The fact that either you or your planet will disappear as soon as the nearest elements of the Solarian League Fleet (crappy individually, but the largest navy in the galaxy by a factor of twenty) reach your planet gives you... um... a strong incentive to make sure that nuts and nutty weapons don't leave your world. And because leaving a world and going FTL is 'rocket science'... you can sufficiently police such things. Unlike on Old Earth, where borders were continuous and porous, and any idiot could circumnavigate the world in a dinghy.

Emporer Marc, Planet Marc, The Empire of Marc. said...

@cat I didn't tell him do it. He did it on his own, using a foes technology, secretly smuggled to his well known, exiled fanatical groups headquarters on a different planet.

All Kneel and Cry beofre Marc, benevolant provider of free HC, loved by all the innocent and peace loving followers of Marclam.

Tony Fisk said...

Now this is starting to sound like the plot in 'Iron Sunrise'*

(Anyway, what if you haven't got any knees?)

sesse: the general tone of this blog at the moment.

*thinking of Stross reminds me of Accelerando I: Lobsters, and it suddenly occurs to me that this might have been the inspiration for District 9's aliens (based on descriptions of a film I haven't seen)

Marc, Austin ,TX said...

@Tony oh something to look up.

Because:

All prostrate and indicate the equivalent of emotional distress before Marc.

isn't as much fun. ;)

Nate said...

Marc: As I understand it, a significant portion of malpractice awards is to cover the medical bills the person faced and will face over their lifetime, from whatever mistake was made. Plus lost income, etc. I suspect that if medical costs for life for a mistake like that weren't going to cost tens of millions of dollars, the size of the awards wouldn't be such an issue. Which is one more reason to support single payer health care. :)
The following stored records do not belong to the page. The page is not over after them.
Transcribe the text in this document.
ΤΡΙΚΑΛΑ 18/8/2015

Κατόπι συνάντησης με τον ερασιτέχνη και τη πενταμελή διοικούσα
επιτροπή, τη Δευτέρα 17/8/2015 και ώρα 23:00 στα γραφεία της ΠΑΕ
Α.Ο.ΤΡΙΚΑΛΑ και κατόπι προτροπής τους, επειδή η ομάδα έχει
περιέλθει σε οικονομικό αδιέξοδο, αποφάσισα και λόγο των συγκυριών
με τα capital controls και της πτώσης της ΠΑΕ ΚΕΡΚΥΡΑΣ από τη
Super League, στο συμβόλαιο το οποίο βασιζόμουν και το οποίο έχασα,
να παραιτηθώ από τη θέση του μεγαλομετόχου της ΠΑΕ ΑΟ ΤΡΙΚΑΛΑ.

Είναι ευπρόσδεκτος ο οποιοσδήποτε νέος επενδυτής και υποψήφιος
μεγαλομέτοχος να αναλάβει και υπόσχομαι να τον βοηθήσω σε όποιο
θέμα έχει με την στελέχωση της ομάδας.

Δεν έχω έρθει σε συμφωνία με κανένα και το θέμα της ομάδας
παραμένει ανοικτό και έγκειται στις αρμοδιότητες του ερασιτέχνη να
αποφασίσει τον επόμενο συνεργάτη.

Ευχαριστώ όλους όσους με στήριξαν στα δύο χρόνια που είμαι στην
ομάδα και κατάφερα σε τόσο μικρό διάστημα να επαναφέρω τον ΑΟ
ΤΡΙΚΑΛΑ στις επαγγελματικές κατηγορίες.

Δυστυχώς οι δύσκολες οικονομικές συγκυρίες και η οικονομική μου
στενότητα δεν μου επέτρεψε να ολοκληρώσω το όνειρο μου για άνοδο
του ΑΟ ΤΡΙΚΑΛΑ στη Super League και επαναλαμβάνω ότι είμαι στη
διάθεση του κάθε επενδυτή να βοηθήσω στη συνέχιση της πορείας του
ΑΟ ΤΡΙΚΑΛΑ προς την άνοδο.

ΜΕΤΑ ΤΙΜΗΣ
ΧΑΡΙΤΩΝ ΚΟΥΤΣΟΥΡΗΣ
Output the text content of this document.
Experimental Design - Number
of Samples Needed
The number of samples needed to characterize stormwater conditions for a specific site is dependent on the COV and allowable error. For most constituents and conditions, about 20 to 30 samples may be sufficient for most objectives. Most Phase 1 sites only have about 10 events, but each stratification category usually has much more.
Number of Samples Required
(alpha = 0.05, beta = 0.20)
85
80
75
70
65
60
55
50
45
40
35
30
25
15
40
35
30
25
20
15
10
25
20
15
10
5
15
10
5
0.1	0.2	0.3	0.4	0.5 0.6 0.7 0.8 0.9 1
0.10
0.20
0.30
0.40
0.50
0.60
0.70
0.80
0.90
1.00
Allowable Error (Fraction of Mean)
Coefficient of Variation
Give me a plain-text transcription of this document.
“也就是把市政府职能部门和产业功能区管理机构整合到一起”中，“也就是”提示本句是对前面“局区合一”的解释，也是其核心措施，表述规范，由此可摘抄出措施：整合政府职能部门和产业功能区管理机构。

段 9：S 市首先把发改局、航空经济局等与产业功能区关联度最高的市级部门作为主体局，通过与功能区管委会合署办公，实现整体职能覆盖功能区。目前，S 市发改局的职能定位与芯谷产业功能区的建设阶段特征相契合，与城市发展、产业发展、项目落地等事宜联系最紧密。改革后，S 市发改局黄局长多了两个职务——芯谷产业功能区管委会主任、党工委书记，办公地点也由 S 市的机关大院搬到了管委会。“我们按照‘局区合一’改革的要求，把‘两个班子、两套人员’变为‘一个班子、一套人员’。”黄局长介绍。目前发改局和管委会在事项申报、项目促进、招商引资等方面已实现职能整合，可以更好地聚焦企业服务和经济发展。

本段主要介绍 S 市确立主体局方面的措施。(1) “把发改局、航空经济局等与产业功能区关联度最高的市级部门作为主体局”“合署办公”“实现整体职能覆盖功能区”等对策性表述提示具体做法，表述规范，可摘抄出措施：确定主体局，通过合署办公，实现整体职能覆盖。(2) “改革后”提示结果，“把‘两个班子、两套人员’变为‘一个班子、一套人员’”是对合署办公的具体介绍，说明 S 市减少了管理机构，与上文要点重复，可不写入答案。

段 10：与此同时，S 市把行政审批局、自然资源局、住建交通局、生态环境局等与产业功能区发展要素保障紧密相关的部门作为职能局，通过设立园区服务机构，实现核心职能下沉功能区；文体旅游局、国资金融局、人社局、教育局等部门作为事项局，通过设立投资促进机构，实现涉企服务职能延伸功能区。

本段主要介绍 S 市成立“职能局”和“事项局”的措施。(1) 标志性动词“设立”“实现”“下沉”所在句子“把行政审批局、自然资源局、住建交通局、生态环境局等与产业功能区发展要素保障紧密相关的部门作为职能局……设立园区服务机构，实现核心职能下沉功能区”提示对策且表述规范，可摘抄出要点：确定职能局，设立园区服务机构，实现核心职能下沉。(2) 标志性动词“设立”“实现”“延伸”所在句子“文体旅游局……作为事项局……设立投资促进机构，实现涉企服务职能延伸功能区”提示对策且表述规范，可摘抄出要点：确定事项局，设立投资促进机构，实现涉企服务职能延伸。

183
Also, as I understand it, most of the time the hospitals/doctors involved won't come up with the evidence of if it was a mistake, or the best choice under the conditions, or an unexpected whatever if people just ask. So a decent chunk of the malpractice suits that get dropped were filed mostly to get to the discovery phase, and if there really wasn't major negligence, they get dropped. If the doctors/hospitals were more transparent about practices, and adopted more best practice things like checklists, that would probably also cut down on the number of lawsuits.

On the other hand, we could try "tort reform", which in most iterations I've seen is just about making it harder to sue, and arbitrarily capping damages, and doesn't actually address any of the actual causes of the number and costs of malpractice suits.